Как само дуалистическое соглашение, так и в особенности институт общих дел вызвали серьезнейшие протесты и возражения не только обделенных при заключении австро-венгерского компромисса угнетенных народов обеих стран, но и части буржуазно-помещичьих кругов Австрии и Венгрии. При голосовании в венгерском парламенте за соглашение, которое было оформлено в виде ст. XII конституции, против него было подано 89 голосов и за него 209.
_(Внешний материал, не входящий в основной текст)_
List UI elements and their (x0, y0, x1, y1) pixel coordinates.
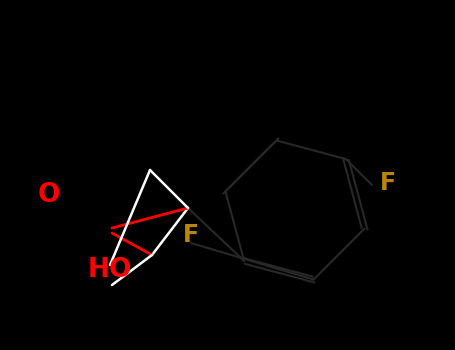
Text: F: F (380, 171, 396, 195)
Text: HO: HO (88, 257, 132, 283)
Text: F: F (183, 223, 199, 247)
Text: O: O (38, 182, 61, 208)
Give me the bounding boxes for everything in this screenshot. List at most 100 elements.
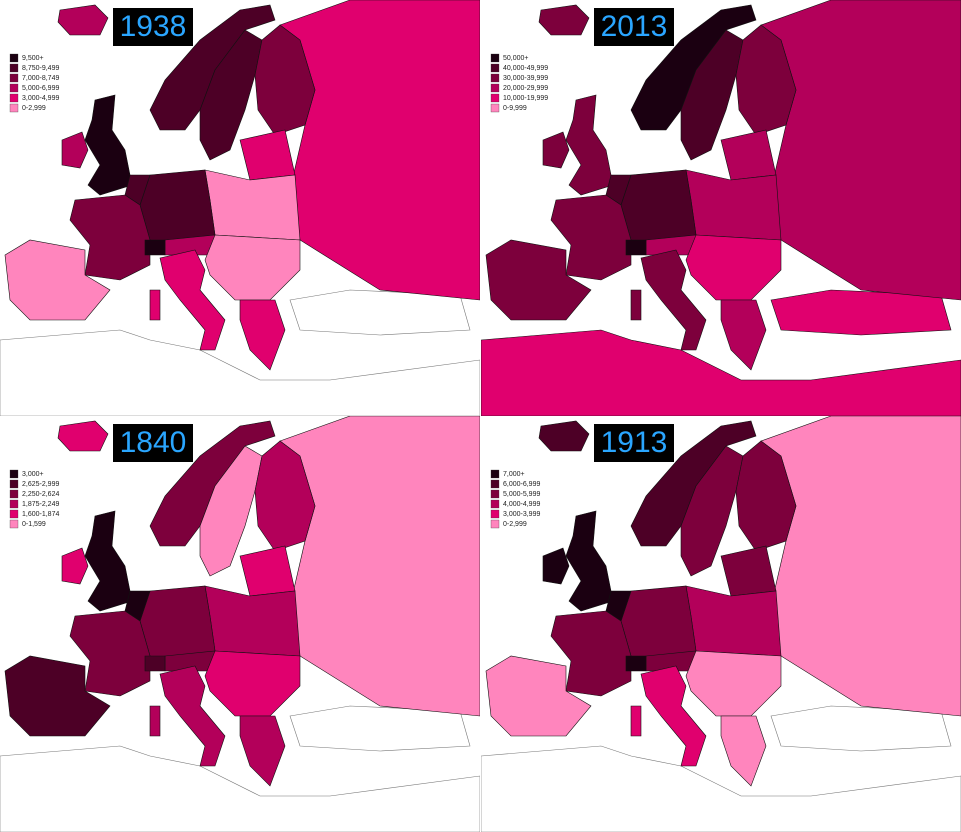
- region-sweden: [199, 29, 263, 161]
- legend-label: 5,000-5,999: [503, 491, 540, 498]
- region-france: [69, 610, 151, 697]
- region-ireland: [61, 547, 89, 585]
- legend-label: 5,000-6,999: [22, 85, 59, 92]
- region-turkey: [289, 289, 471, 336]
- region-italy: [159, 249, 226, 351]
- region-sweden: [199, 445, 263, 577]
- map-panel: 2013 50,000+ 40,000-49,999 30,000-39,999 20,…: [481, 0, 961, 416]
- legend-swatch: [9, 83, 19, 93]
- region-poland: [204, 169, 301, 241]
- title-box: [113, 424, 193, 462]
- legend-label: 1,600-1,874: [22, 511, 59, 518]
- region-sweden: [680, 29, 744, 161]
- region-swiss: [144, 239, 166, 256]
- region-swiss: [625, 655, 647, 672]
- legend-swatch: [490, 93, 500, 103]
- legend-swatch: [9, 103, 19, 113]
- region-turkey: [770, 289, 952, 336]
- map-area: [481, 416, 961, 832]
- region-norway: [149, 4, 276, 131]
- region-greece: [239, 715, 286, 787]
- legend-label: 7,000-8,749: [22, 75, 59, 82]
- legend-swatch: [9, 63, 19, 73]
- legend-label: 3,000-3,999: [503, 511, 540, 518]
- region-france: [69, 194, 151, 281]
- region-sardinia: [149, 289, 161, 321]
- legend-swatch: [9, 519, 19, 529]
- legend-swatch: [490, 499, 500, 509]
- legend-swatch: [490, 103, 500, 113]
- region-iceland: [538, 420, 590, 452]
- title-box: [113, 8, 193, 46]
- legend-label: 10,000-19,999: [503, 95, 548, 102]
- map-panel: 1913 7,000+ 6,000-6,999 5,000-5,999 4,000-4,…: [481, 416, 961, 832]
- legend-label: 8,750-9,499: [22, 65, 59, 72]
- legend-swatch: [490, 519, 500, 529]
- legend-label: 1,875-2,249: [22, 501, 59, 508]
- map-area: [0, 416, 480, 832]
- region-poland: [204, 585, 301, 657]
- legend-label: 0-2,999: [22, 105, 46, 112]
- region-italy: [159, 665, 226, 767]
- region-swiss: [625, 239, 647, 256]
- legend-label: 0-9,999: [503, 105, 527, 112]
- region-finland: [735, 440, 797, 552]
- region-iceland: [538, 4, 590, 36]
- region-swiss: [144, 655, 166, 672]
- region-greece: [720, 299, 767, 371]
- region-italy: [640, 665, 707, 767]
- panel-title: 1938: [120, 10, 187, 43]
- title-box: [594, 424, 674, 462]
- region-ireland: [542, 131, 570, 169]
- region-norway: [630, 4, 757, 131]
- legend-label: 2,250-2,624: [22, 491, 59, 498]
- legend-swatch: [9, 53, 19, 63]
- legend-label: 50,000+: [503, 55, 529, 62]
- map-panel: 1938 9,500+ 8,750-9,499 7,000-8,749 5,000-6,…: [0, 0, 480, 416]
- region-france: [550, 610, 632, 697]
- legend-label: 4,000-4,999: [503, 501, 540, 508]
- region-sardinia: [630, 705, 642, 737]
- region-africa: [481, 745, 961, 832]
- region-ireland: [61, 131, 89, 169]
- legend-swatch: [9, 469, 19, 479]
- legend-label: 7,000+: [503, 471, 525, 478]
- legend-label: 0-2,999: [503, 521, 527, 528]
- region-greece: [239, 299, 286, 371]
- region-uk: [84, 94, 133, 196]
- legend-label: 9,500+: [22, 55, 44, 62]
- title-box: [594, 8, 674, 46]
- panel-title: 2013: [601, 10, 668, 43]
- region-france: [550, 194, 632, 281]
- legend-swatch: [490, 73, 500, 83]
- legend-label: 40,000-49,999: [503, 65, 548, 72]
- region-iceland: [57, 4, 109, 36]
- region-africa: [0, 745, 480, 832]
- region-turkey: [770, 705, 952, 752]
- region-sardinia: [630, 289, 642, 321]
- legend-swatch: [490, 469, 500, 479]
- region-iceland: [57, 420, 109, 452]
- legend-swatch: [490, 63, 500, 73]
- region-iberia: [485, 655, 592, 737]
- legend-swatch: [9, 499, 19, 509]
- region-italy: [640, 249, 707, 351]
- region-greece: [720, 715, 767, 787]
- legend-swatch: [9, 479, 19, 489]
- legend-swatch: [9, 489, 19, 499]
- region-iberia: [4, 655, 111, 737]
- region-poland: [685, 169, 782, 241]
- legend-swatch: [9, 73, 19, 83]
- map-area: [0, 0, 480, 416]
- legend-label: 20,000-29,999: [503, 85, 548, 92]
- legend-swatch: [490, 53, 500, 63]
- legend-swatch: [9, 509, 19, 519]
- map-panel: 1840 3,000+ 2,625-2,999 2,250-2,624 1,875-2,…: [0, 416, 480, 832]
- panel-title: 1913: [601, 426, 668, 459]
- region-poland: [685, 585, 782, 657]
- legend-swatch: [490, 509, 500, 519]
- region-uk: [565, 510, 614, 612]
- region-iberia: [4, 239, 111, 321]
- region-finland: [254, 440, 316, 552]
- legend-swatch: [490, 83, 500, 93]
Дуалистическое соглашение имело и весьма важные международно-политические мотивы и аспекты. Оно было одним из звеньев в цепи событий и процессов 50-70-х годов, которые должны были завершиться созданием двух новых крупных государств в Европе — Италии и Германии. Превращение империи Габсбургов в двуединую монархию, как мы видели, шло параллельно процессу вытеснения Австрии из Германии и Италии. В момент заключения соглашения объединение двух великих народов приближалось к своему логическому концу, но еще не было завершено, потому не могло быть окончательным, бесповоротным или, как теперь говорят, необратимым. Яснее всех глубинную взаимосвязь всех этих событий, позиции других заинтересованных держав, прежде всего Франции и России, осознал прусский канцлер и сумел как нельзя лучше использовать их в своих интересах.

Теми же интересами решения германского национального вопроса на основе сколачивания новой прусско-германской империи Бисмарк руководствовался с железной настойчивостью и в венгерском вопросе. Он знал: венский двор не примирился с поражением и жаждет реванша. Не хуже «железного канцлера» понимал это венгерский премьер: разгром Пруссии в предстоящей войне с Францией и возвращение Австрии в Германию приведут к усилению Австрии, ее централизаторских стремлений, подорвут позиции Венгрии, а возможно, и хрупкое еще здание дуалистического устройства монархии.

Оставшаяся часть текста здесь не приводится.